Of the relative youngsters, John Gallagher Jr., the Broadway star of Spring Awakening and American Idiot, sang “I Wanna Be Your Boyfriend” with raw sugar and singer Mike Montali and guitarist Jonathon Bonilla of the group Hollis Brown thoroughly enjoyed themselves in “We’re a Happy Family.” There were plenty of women on stage too, reflecting the broader empowerment in the Ramones’ sound and their roots in Sixties girl-group pop. Sienna Scarritt threw herself into “Outsider” like a human grenade; Miriam Linna, a co-founder of Norton Records who first came to New York in the Seventies as the drummer in the Cramps, pulled Joey’s softer side forward in Road to Ruin‘s “Questioningly.”
A History That Keeps On Giving
The concert was organized by Bowery Electric proprietors Malin and Diane Gentile (who also sang); proceeds went to Love Hope Strength, a rock & roll charity (co-founded by Mike Peters of the Welsh band the Alarm) that supports cancer-treatment centers and registers bone marrow donors. Joey, Tommy and Johnny Ramone all died of cancer-related illnesses. (For more information, go to lovehopestrength.org)
There were times when the show seemed to be a bigger version of that first Ramones date at CBGB: the fighting pride of a gang of exiles, determined to be heard in a world that isn’t terribly interested. CBGB closed in 2006 and its fabled address, 315 Bowery, is now on the National Register of Historic Places. It is also a John Varvatos clothing store, on a street that has all but surrendered to high-end restaurants, celebrity bars and Whole Foods. The day after this concert, most of the singers and players went back to the hard labor of making music, of being in a rock band, in a city that is a lot different than the one the Ramones knew – less of a mess but one that now charges a much higher price for creative struggle.
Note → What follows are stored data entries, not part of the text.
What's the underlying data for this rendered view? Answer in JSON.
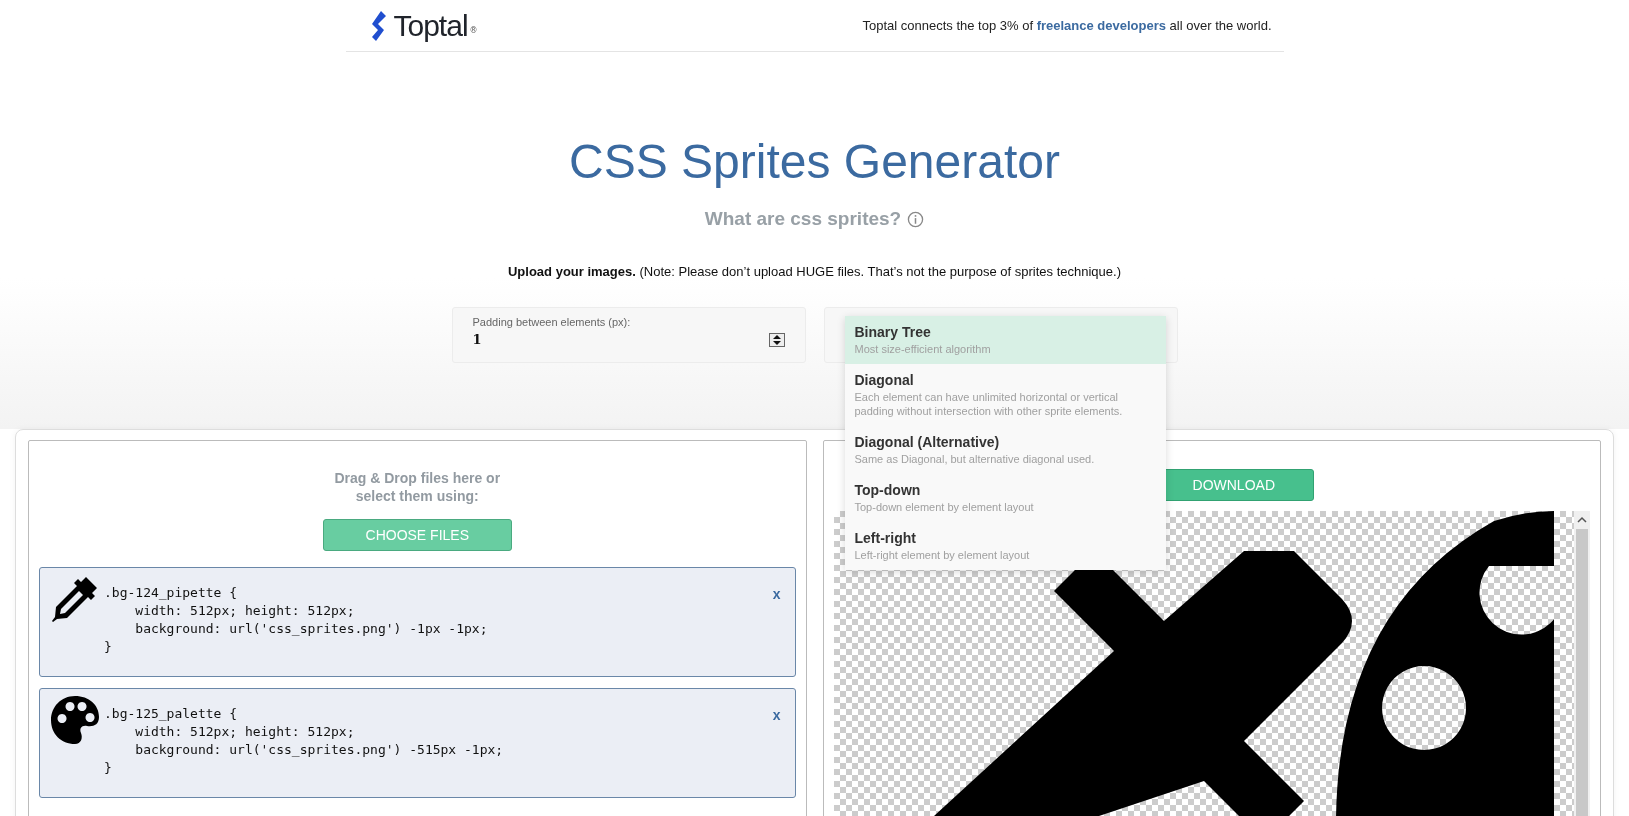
{
  "header": {
    "logo": "Toptal",
    "logo_mark": "®",
    "tagline_before": "Toptal connects the top 3% of",
    "tagline_link": "freelance developers",
    "tagline_after": "all over the world."
  },
  "title": "CSS Sprites Generator",
  "subtitle": "What are css sprites?",
  "upload_note": "**Upload your images.** (Note: Please don’t upload HUGE files. That’s not the purpose of sprites technique.)",
  "padding_option": {
    "label": "Padding between elements (px):",
    "value": "1"
  },
  "layout_dropdown": {
    "options": [
      {
        "title": "Binary Tree",
        "description": "Most size-efficient algorithm",
        "selected": true
      },
      {
        "title": "Diagonal",
        "description": "Each element can have unlimited horizontal or vertical padding without intersection with other sprite elements.",
        "selected": false
      },
      {
        "title": "Diagonal (Alternative)",
        "description": "Same as Diagonal, but alternative diagonal used.",
        "selected": false
      },
      {
        "title": "Top-down",
        "description": "Top-down element by element layout",
        "selected": false
      },
      {
        "title": "Left-right",
        "description": "Left-right element by element layout",
        "selected": false
      }
    ]
  },
  "upload": {
    "hint": "Drag & Drop files here or select them using:",
    "button": "CHOOSE FILES"
  },
  "sprites": [
    {
      "kind": "pipette",
      "code": ".bg-124_pipette {\n    width: 512px; height: 512px;\n    background: url('css_sprites.png') -1px -1px;\n}",
      "remove": "x"
    },
    {
      "kind": "palette",
      "code": ".bg-125_palette {\n    width: 512px; height: 512px;\n    background: url('css_sprites.png') -515px -1px;\n}",
      "remove": "x"
    }
  ],
  "download_button": "DOWNLOAD"
}
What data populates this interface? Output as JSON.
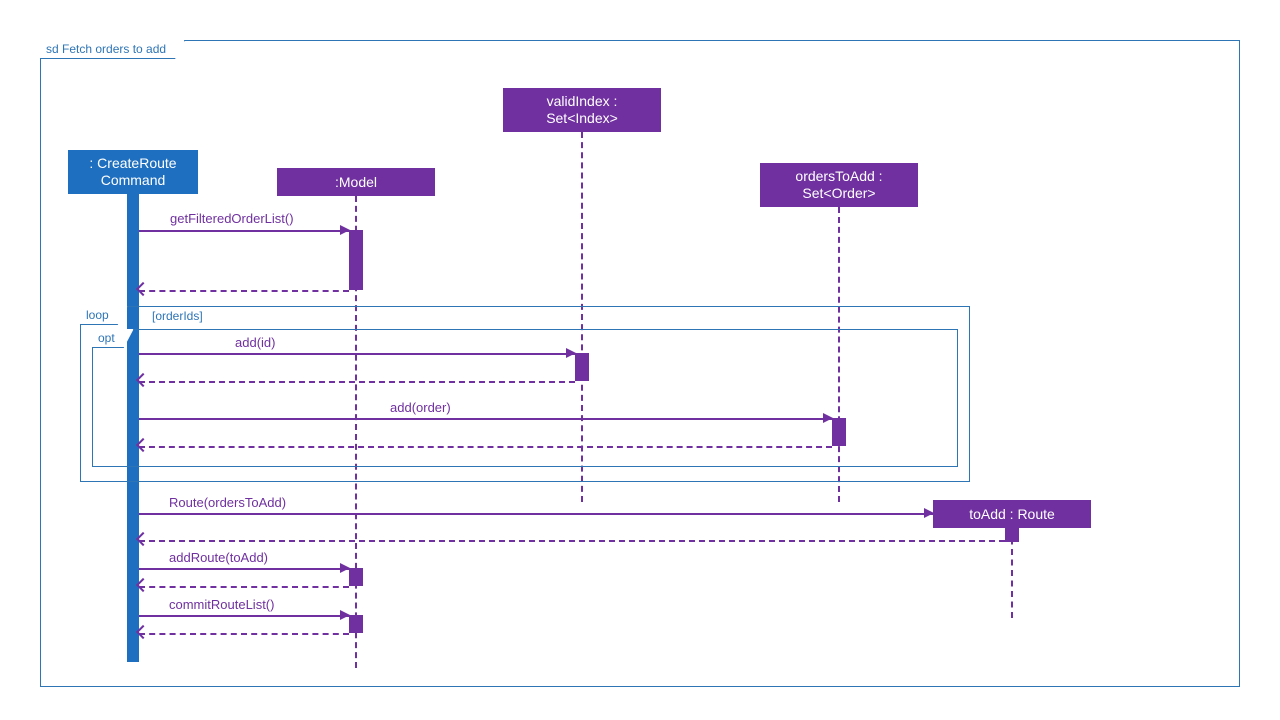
{
  "frame": {
    "title": "sd Fetch orders to add",
    "loopLabel": "loop",
    "loopGuard": "[orderIds]",
    "optLabel": "opt"
  },
  "lifelines": {
    "createRoute": {
      "line1": ": CreateRoute",
      "line2": "Command"
    },
    "model": ":Model",
    "validIndex": {
      "line1": "validIndex :",
      "line2": "Set<Index>"
    },
    "ordersToAdd": {
      "line1": "ordersToAdd :",
      "line2": "Set<Order>"
    },
    "toAdd": "toAdd : Route"
  },
  "messages": {
    "getFilteredOrderList": "getFilteredOrderList()",
    "addId": "add(id)",
    "addOrder": "add(order)",
    "routeOrders": "Route(ordersToAdd)",
    "addRoute": "addRoute(toAdd)",
    "commitRouteList": "commitRouteList()"
  }
}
But for this night, the Ramones – who called it a day almost 20 years ago, in 1996 – were a still active, vibrant and rejuvenating presence. When Malin, at the very end, gathered every act that could fit onto the stage for a final group race through “Blitzkrieg Bop,” it was the sight and sound of a real family, bonded by history and a determination not to waste it.